Dr. Christopher Fomunyoh of the US-based National Democratic Institute (NDI) has proposed that government charts a path forward to end the war in the Anglophone Regions of Cameroon. The war, he noted, has caused a lot of hatred and discord, and would require a daunting process to get the population to buy into any measures to end it.
In an interview granted to The Voice newspaper, Dr. Fomunyoh said it was a pity it has taken so long for some government officials to acknowledge the existence of a problem, talk less of a solution.
“… it has taken National Assembly Speaker Cavaye Djibril five full years to realize that thousands of people have been killed in the North West and South West Regions, that a million are now displaced either internally or as refugees and hundreds of villages and homes have been burnt or destroyed”, he said, adding “had the Speaker listened to Hon. Joseph Wirba in 2016, or had he sent parliamentary teams of inquiry into the regions all these five years or himself visited some of the areas, perhaps he would speak with more credibility on the matter.”
He reiterated his stance on the armed conflict, noting that the government’s lone choice, should be to seek an amicable solution before it gets any worse. To him, “aiming for a military solution is a setup for failure because to win militarily, government forces will have to kill, but each person killed is a family or village or community antagonized.”
Due to the 5-year-long violence, families on both sides of the divide, Dr. Fomunyoh noted, have had and continue to have casualties. With the government having the moral duty to maintain sanity, “the right thing to do right now is to have a cease-fire, release all prisoners and detainees, and open up facilitated negotiations over the root causes of the alienation and conflict,’ he proposed.
“… in 2018, I warned that the armed conflict would have a dehumanizing effect on us all, and you can see today, the loss of life, including of children, civilians, young men, and people in uniform is fast becoming part of normalcy.

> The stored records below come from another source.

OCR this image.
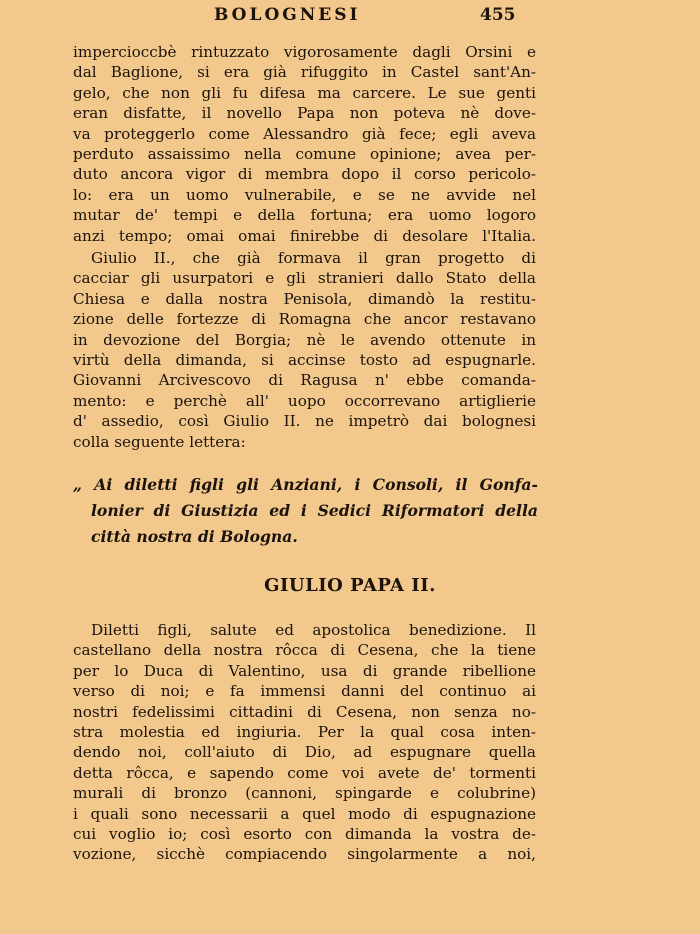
BOLOGNESI	455
impercioccbè rintuzzato vigorosamente dagli Orsini e
dal Baglione, si era già rifuggito in Castel sant'An-
gelo, che non gli fu difesa ma carcere. Le sue genti
eran disfatte, il novello Papa non poteva nè dove-
va proteggerlo come Alessandro già fece; egli aveva
perduto assaissimo nella comune opinione; avea per-
duto ancora vigor di membra dopo il corso pericolo-
lo: era un uomo vulnerabile, e se ne avvide nel
mutar de' tempi e della fortuna; era uomo logoro
anzi tempo; omai omai finirebbe di desolare l'Italia.
Giulio II., che già formava il gran progetto di
cacciar gli usurpatori e gli stranieri dallo Stato della
Chiesa e dalla nostra Penisola, dimandò la restitu-
zione delle fortezze di Romagna che ancor restavano
in devozione del Borgia; nè le avendo ottenute in
virtù della dimanda, si accinse tosto ad espugnarle.
Giovanni Arcivescovo di Ragusa n' ebbe comanda-
mento: e perchè all' uopo occorrevano artiglierie
d' assedio, così Giulio II. ne impetrò dai bolognesi
colla seguente lettera:
„ Ai diletti figli gli Anziani, i Consoli, il Gonfa-
lonier di Giustizia ed i Sedici Riformatori della
città nostra di Bologna.
GIULIO PAPA II.
Diletti figli, salute ed apostolica benedizione. Il
castellano della nostra rôcca di Cesena, che la tiene
per lo Duca di Valentino, usa di grande ribellione
verso di noi; e fa immensi danni del continuo ai
nostri fedelissimi cittadini di Cesena, non senza no-
stra molestia ed ingiuria. Per la qual cosa inten-
dendo noi, coll'aiuto di Dio, ad espugnare quella
detta rôcca, e sapendo come voi avete de' tormenti
murali di bronzo (cannoni, spingarde e colubrine)
i quali sono necessarii a quel modo di espugnazione
cui voglio io; così esorto con dimanda la vostra de-
vozione, sicchè compiacendo singolarmente a noi,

We must take concrete measures to reverse course,” Dr. Fomunyoh warned.
Genuine dialogue is a must
Dr. Fomunyoh did not fail to address the 2019 Major National Dialogue held in Yaounde. The event, according to him, fell short in several regards including acknowledgment and failure to bring some stakeholders to the table.
“People,” he said, “are still yearning for their voices to be heard and their dignity and sense of belonging to be restored.”
“A crisis of this magnitude cannot be resolved by one individual, but there’s no doubt in my mind that I could make a substantive contribution to its resolution under the right circumstances and alongside other well-intentioned individuals and social and political actors,” he went on.
To this effect, he stated, “certain conditions would have to be met, several confidences building measures would have to be taken and all parties must be open to speaking frankly about the hard facts and difficult questions that now divide us.”
Among actions needed to stop the chaos, he suggested, were immediate ceasefire and cessation of hostilities, a release of political prisoners and detainees, a stop to arbitrary arrests, harassment, and extrajudicial killings, agreement on a neutral third-party facilitator who can shepherd the negotiations among the warring parties or factions, a review of the rules of engagement for security service still deployed in the two regions, and various confidence-building measures that can create an enabling environment for meaningful dialogue.
“In the past five years, the conduct of this war has engendered very hard feelings of bitterness, disaffection, and disenchantment within Anglophone communities, and any agreement that is arrived at in the course of a negotiated process would have to be sold back to the population to get their buy-in,” Dr. Fomunyoh remarked.
In response to Dr. Fomunyoh’s position, former US diplomat, Tibor Nagy said the Cameroon government continues to push to the limit. The government’s current policies, he predicted, “will speed the creation of Ambazonia.”
“‘Pacification’ means bringing peace, not scorched earth. The military approach only creates more secessionists. Past precedents prove bullets delay, not kill the peoples’ will,” he added.